Characterization and Evaluation of the State-of-the-Art 3.3-kV 400-A SiC MOSFETs

Abstract

Since their introduction, the SiC-based semiconductors have been of special interest to the field of power electronics, enabling increase in system efficiency, maximum operating temperature, and power density. In higher voltage range, these semiconductors are at early stage of development and yet are not commercialized. This paper investigates state-of-the-art noncommercialized 3.3-kV 400-A full-SiC MOSFETs where for the first time such MOSFETs are thoroughly characterized and their performance is evaluated and compared against similar rating Si counterparts.
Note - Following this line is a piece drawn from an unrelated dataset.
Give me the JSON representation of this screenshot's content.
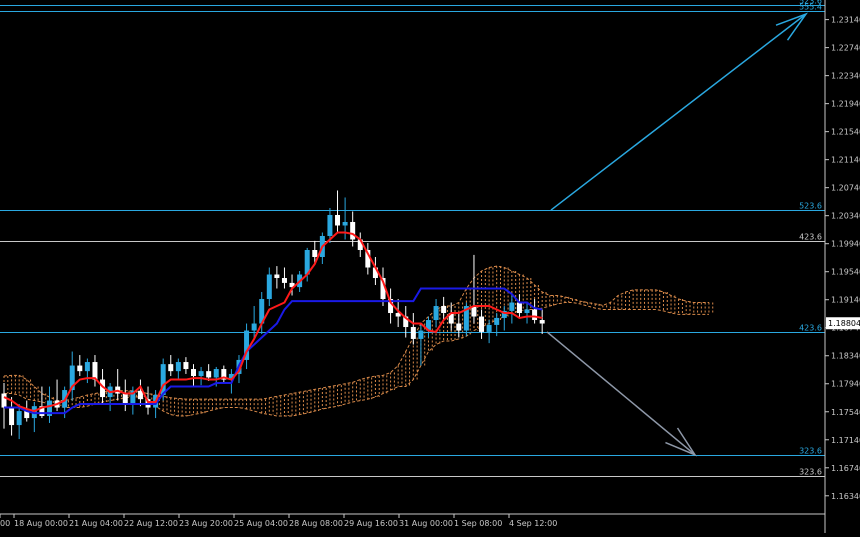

Extensive static and dynamic characterizations are done with emphasize on enabling conduction and switching loss calculation in any target application. I–V curves for MOSFET and Shottky-barrier diode (SBD), RDSon, C–V curves and threshold voltages are addressed by measurement at different temperatures. Moreover, the SiC MOSFETs are tested in chopper circuit with an inductive load for measurement of switching losses. This is done at 2-kV bus voltage from 50 up to 400 A load current. Finally, simulations are done in MATLAB/Simulink to evaluate the performance of 3.3-kV 400-A modules in medium-voltage high-power industrial drive application. The case study shows advantages of the 3.3-kV SiC MOSFET technology over 3.3-kV Si IGBTs and 1.7-kV SiC MOSFETs from efficiency, installed die area and power density points of view.